March 28, 2018 | by Samir Undevia, MD

You may not notice them, but you are surrounded by germs— on your cell phone, office desk, kitchen sink, remote control and even your toothbrush. Every day your body is exposed to germs, but you don’t get sick every day because your immune system is fighting to keep you healthy. 

Part of the immune system, called the lymphatic system, helps rid your body of toxins, waste and other unwanted materials. The lymphatic system routes lymph fluid through hundreds of lymph nodes located through the body, which act as “filtering stations” to help fight bacteria and viruses. 

Normal lymph nodes can be tiny and hard to find, but when they are infected or cancerous, the nodes can become larger. Sometimes, nodes near your body’s surface get big enough to feel with your fingers. Other times, they can’t be seen. Lymph nodes commonly swell in the neck, groin and underarms. 
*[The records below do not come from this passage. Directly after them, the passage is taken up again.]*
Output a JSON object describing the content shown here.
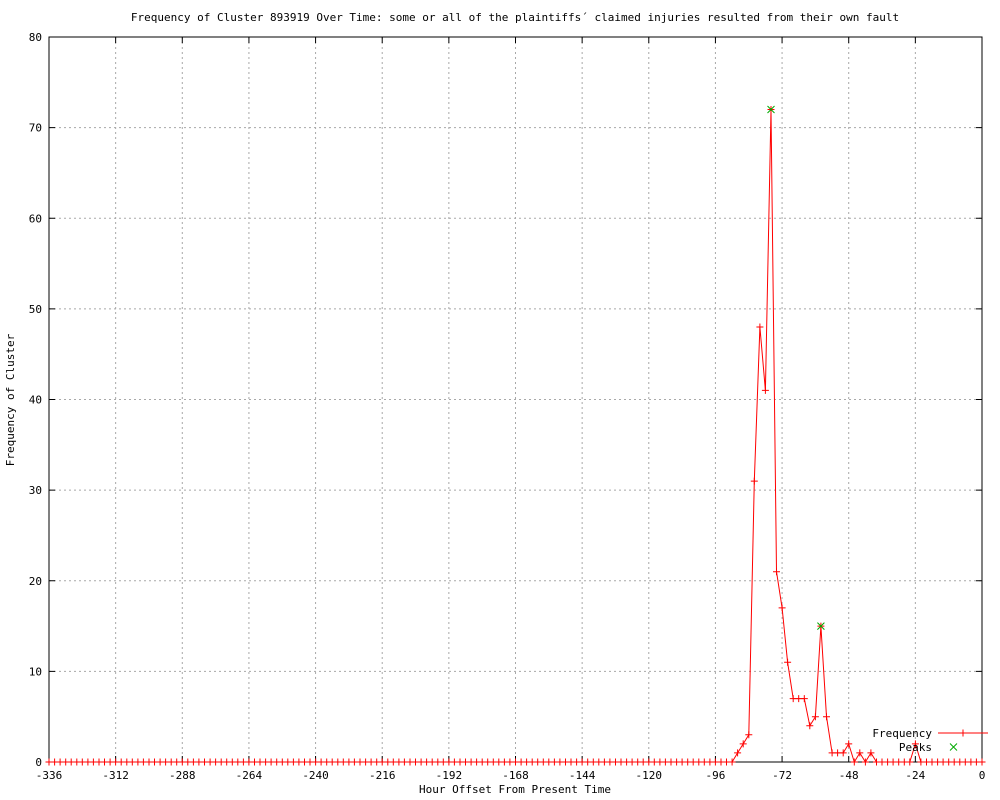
{
  "title": "Frequency of Cluster 893919 Over Time: some or all of the plaintiffs´ claimed injuries resulted from their own fault",
  "colors": {
    "frequency_line": "#ff0000",
    "peaks_marker": "#00aa00",
    "grid": "#a8a8a8",
    "border": "#000000",
    "background": "#ffffff",
    "text": "#000000"
  },
  "legend": {
    "items": [
      {
        "label": "Frequency",
        "marker": "plus-with-line",
        "color": "#ff0000"
      },
      {
        "label": "Peaks",
        "marker": "cross",
        "color": "#00aa00"
      }
    ]
  },
  "chart_data": {
    "type": "line",
    "title": "Frequency of Cluster 893919 Over Time: some or all of the plaintiffs´ claimed injuries resulted from their own fault",
    "xlabel": "Hour Offset From Present Time",
    "ylabel": "Frequency of Cluster",
    "xlim": [
      -336,
      0
    ],
    "ylim": [
      0,
      80
    ],
    "x_ticks": [
      -336,
      -312,
      -288,
      -264,
      -240,
      -216,
      -192,
      -168,
      -144,
      -120,
      -96,
      -72,
      -48,
      -24,
      0
    ],
    "y_ticks": [
      0,
      10,
      20,
      30,
      40,
      50,
      60,
      70,
      80
    ],
    "grid": true,
    "legend_position": "inside-bottom-right",
    "x_start": -336,
    "x_step": 2,
    "series": [
      {
        "name": "Frequency",
        "style": "linespoints",
        "marker": "plus",
        "color": "#ff0000",
        "values": [
          0,
          0,
          0,
          0,
          0,
          0,
          0,
          0,
          0,
          0,
          0,
          0,
          0,
          0,
          0,
          0,
          0,
          0,
          0,
          0,
          0,
          0,
          0,
          0,
          0,
          0,
          0,
          0,
          0,
          0,
          0,
          0,
          0,
          0,
          0,
          0,
          0,
          0,
          0,
          0,
          0,
          0,
          0,
          0,
          0,
          0,
          0,
          0,
          0,
          0,
          0,
          0,
          0,
          0,
          0,
          0,
          0,
          0,
          0,
          0,
          0,
          0,
          0,
          0,
          0,
          0,
          0,
          0,
          0,
          0,
          0,
          0,
          0,
          0,
          0,
          0,
          0,
          0,
          0,
          0,
          0,
          0,
          0,
          0,
          0,
          0,
          0,
          0,
          0,
          0,
          0,
          0,
          0,
          0,
          0,
          0,
          0,
          0,
          0,
          0,
          0,
          0,
          0,
          0,
          0,
          0,
          0,
          0,
          0,
          0,
          0,
          0,
          0,
          0,
          0,
          0,
          0,
          0,
          0,
          0,
          0,
          0,
          0,
          0,
          1,
          2,
          3,
          31,
          48,
          41,
          72,
          21,
          17,
          11,
          7,
          7,
          7,
          4,
          5,
          15,
          5,
          1,
          1,
          1,
          2,
          0,
          1,
          0,
          1,
          0,
          0,
          0,
          0,
          0,
          0,
          0,
          2,
          0,
          0,
          0,
          0,
          0,
          0,
          0,
          0,
          0,
          0,
          0,
          0
        ]
      },
      {
        "name": "Peaks",
        "style": "points",
        "marker": "cross",
        "color": "#00aa00",
        "points": [
          {
            "x": -76,
            "y": 72
          },
          {
            "x": -58,
            "y": 15
          }
        ]
      }
    ]
  }
}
Usually, swollen lymph nodes means your body is fighting an infection. For instance, swollen lymph nodes near your ear, along with ear pain and fever, may mean you have an ear infection or cold. 
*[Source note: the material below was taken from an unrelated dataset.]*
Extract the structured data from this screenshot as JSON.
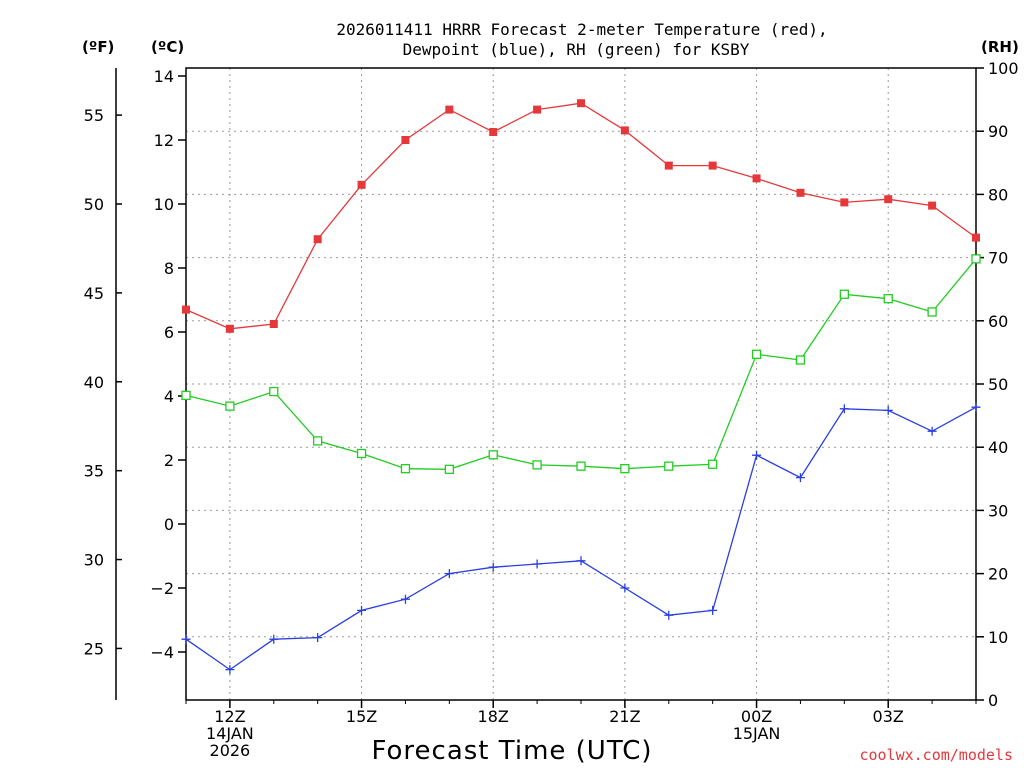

But diseases like cancer can also occur in your lymph nodes, by starting there or spreading there from somewhere else. Cancer that starts in the lymph nodes is called lymphoma. There are many types of lymphoma, including Hodgkin lymphoma and non-Hodgkin lymphoma (NHL).

What are the warning signs? Lymphoma can cause different signs and symptoms in your body, depending on the type of lymphoma and where it is located:

  • Enlarged lymph nodes
  • Unexplained fever
  • Night sweats, chills
  • Unexplained weight loss
  • Fatigue (extreme tiredness)
  • Swollen abdomen
  • Feeling full after only a small amount of food
  • Chest pain or pressure
  • Shortness of breath
  • Itchy skin

Researchers have found several risk factors that affect a person’s chance of getting lymphoma, including getting older, being exposed to certain chemicals or drugs, or having a weakened immune system.

Most people with lymphoma have risk factors that can’t be changed (like your age or gender), so there’s no way to protect against lymphomas. Still, there are certain things you can do to lower your risk for lymphoma, such as doing what you can to maintain a healthy immune system.

You can help your body stay healthy by:

  • Visit your doctor for regular check-ups
  • Maintain good hygiene (wash hands, etc.)
  • Keep up with vaccinations 
  • Store and prepare food safely
  • Drink clean water
  • Avoid unprotected sex and STDs
  • Maintain a healthy weight
  • Avoid a diet high in saturated fats and red meats
  • Exercise regularly
  • Don’t use intravenous drugs
  • Pay attention to new or persistent symptoms or changes in your body

There are many things about cancer that are out of our control, but you have the power to reduce your risk of getting cancer by living healthier.

Remember, take care of your body because your body is taking care of you.